Eco-City Dimensions: Healthy Communities, Healthy Planet
Description
Contains Illustrations, Bibliography
$19.95
ISBN 0-86571-353-7
DDC 307.76
Publisher
Year
Contributor
Alice Kidd is an editor with The New Catalyst editorial collective in
Lillooet, B.C.
Review
Long before sustainable development became a household word, many
individuals and groups were struggling to envision a world in which
humans lived in balance with nature—a world in which community,
ecology, and economy were equally important in framing and supporting
human society. Urban ecology, a movement founded in 1975, seeks to
“rebuild cities in balance with nature.” The key elements of this
growing movement are “healthy communities,” “appropriate
technology,” “community economic development,” “social
ecology,” “the green movement,” “bioregionalism,” “the
native world view,” and “sustainable development.” The 14 articles
in this book build toward a synthesis of these eight strands.

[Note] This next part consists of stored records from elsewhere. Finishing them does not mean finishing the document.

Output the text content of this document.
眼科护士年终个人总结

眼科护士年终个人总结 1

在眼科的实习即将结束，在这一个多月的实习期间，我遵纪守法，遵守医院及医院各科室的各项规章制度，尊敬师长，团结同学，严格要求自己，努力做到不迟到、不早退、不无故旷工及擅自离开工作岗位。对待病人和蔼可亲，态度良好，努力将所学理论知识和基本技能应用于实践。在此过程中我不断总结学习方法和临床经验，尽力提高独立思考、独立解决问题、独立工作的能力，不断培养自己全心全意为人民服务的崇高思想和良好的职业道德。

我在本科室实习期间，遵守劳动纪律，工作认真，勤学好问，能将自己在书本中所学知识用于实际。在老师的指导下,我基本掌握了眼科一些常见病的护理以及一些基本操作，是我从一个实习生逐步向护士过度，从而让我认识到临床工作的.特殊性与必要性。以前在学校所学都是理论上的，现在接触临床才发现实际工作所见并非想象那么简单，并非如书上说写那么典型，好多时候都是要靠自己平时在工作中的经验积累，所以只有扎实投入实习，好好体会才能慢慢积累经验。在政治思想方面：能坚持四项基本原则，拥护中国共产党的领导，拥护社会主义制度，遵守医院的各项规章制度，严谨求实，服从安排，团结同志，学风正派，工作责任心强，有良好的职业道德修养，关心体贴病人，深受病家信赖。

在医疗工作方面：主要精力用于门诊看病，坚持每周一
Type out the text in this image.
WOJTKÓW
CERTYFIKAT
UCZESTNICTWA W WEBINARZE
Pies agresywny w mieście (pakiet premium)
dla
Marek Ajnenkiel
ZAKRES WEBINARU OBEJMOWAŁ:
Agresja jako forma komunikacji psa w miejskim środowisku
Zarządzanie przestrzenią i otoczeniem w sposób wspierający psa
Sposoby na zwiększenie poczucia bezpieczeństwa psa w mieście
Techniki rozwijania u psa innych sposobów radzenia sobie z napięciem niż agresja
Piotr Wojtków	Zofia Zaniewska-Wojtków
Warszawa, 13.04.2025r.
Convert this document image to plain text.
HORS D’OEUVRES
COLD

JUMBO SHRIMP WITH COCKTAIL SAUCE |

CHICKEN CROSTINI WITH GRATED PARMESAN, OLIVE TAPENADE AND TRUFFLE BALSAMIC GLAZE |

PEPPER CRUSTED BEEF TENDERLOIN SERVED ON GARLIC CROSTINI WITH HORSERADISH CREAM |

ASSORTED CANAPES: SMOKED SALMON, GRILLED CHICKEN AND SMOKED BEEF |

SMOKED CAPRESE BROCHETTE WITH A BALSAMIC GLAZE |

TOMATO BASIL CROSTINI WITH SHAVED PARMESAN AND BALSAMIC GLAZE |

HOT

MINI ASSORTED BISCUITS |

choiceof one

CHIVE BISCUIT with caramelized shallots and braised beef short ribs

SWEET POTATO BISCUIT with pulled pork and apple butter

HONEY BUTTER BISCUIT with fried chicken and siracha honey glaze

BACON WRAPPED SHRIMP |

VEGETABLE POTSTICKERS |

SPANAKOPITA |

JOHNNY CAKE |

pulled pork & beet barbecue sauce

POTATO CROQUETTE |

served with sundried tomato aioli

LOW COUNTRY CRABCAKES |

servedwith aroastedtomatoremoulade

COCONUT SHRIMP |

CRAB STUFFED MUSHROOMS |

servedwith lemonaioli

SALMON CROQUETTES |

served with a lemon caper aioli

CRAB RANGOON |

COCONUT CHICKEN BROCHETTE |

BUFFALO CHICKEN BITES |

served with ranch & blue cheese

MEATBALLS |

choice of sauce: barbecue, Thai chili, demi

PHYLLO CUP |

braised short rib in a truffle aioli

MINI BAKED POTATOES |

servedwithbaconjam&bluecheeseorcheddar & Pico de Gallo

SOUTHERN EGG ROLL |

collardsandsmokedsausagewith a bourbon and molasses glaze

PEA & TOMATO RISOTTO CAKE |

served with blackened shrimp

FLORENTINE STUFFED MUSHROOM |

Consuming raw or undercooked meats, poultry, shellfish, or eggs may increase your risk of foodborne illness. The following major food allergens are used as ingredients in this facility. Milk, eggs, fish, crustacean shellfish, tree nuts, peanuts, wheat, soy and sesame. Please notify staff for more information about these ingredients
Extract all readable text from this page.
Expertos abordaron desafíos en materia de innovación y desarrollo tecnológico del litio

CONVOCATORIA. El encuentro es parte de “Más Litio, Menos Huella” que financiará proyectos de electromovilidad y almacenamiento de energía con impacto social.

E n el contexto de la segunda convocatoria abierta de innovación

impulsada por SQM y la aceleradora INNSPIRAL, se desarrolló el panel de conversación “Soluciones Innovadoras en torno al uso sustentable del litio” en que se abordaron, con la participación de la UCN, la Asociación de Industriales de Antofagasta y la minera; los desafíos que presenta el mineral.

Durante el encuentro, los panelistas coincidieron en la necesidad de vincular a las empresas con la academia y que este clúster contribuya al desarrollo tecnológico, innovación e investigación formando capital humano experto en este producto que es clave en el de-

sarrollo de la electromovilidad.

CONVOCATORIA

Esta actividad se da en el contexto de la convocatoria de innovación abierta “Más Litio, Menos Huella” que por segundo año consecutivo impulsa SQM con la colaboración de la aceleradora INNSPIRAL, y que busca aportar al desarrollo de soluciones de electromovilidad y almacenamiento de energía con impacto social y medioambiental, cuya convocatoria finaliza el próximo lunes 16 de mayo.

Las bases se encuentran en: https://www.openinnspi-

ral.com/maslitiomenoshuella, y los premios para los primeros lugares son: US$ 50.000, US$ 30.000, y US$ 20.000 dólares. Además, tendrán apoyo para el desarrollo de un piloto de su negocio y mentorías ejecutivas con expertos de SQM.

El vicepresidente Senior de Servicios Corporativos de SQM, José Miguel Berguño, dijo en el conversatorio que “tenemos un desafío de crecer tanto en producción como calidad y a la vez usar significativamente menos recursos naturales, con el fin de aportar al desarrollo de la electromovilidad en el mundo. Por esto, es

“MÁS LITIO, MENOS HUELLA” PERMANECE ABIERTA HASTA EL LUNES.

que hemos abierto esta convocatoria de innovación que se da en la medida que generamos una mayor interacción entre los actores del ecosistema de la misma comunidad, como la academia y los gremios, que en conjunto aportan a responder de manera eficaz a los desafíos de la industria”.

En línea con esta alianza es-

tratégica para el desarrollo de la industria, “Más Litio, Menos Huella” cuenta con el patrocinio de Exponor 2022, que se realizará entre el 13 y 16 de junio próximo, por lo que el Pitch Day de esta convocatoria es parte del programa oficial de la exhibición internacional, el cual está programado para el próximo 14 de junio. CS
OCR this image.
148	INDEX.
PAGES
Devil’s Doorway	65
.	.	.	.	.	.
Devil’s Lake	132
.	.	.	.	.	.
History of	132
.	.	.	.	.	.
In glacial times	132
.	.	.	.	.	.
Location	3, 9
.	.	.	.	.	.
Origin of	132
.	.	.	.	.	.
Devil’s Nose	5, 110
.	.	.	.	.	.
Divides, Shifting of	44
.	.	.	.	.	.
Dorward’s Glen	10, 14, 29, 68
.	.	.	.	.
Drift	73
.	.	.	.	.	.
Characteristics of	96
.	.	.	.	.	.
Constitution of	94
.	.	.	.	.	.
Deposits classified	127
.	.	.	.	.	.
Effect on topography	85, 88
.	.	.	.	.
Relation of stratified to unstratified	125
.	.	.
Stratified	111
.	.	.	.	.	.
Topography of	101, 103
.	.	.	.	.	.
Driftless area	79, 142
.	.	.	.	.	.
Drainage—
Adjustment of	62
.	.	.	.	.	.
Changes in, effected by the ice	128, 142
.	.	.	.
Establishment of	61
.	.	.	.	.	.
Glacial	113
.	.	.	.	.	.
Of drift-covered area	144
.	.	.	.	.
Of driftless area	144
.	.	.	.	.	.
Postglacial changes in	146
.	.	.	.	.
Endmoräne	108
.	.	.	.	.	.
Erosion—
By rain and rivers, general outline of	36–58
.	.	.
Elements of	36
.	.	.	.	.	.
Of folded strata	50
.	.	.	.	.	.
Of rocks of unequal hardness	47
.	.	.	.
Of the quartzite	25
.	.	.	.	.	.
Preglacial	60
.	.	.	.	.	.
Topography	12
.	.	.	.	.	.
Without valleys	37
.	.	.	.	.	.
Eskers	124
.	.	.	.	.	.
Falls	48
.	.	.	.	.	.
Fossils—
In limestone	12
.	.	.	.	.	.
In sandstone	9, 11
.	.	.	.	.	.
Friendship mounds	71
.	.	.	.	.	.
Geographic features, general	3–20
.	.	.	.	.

The authors include designers (professionals like architects and
planners), practitioners (politicians, local bureaucrats, and citizen
groups), visionaries (academics and scholars in a variety of
disciplines), and activists (from single-issue environmentalists to
community activists). The articles are arranged under six headings that
showcase the urban ecology movement’s body of work.
Topics include eco-city planning and housing development; greening the
economy; trading systems and municipal support for economic development;
the role of citizen initiatives in developing the eco-city; the
evaluation of progress and typical roadblocks; and the role of the
cultural forms that have emerged from the efforts to develop eco-cities.
This well-written and accessible collection of essays provides useful
theoretical and practical tools for those engaged in the struggle to
make the eco-city a reality. Highly recommended.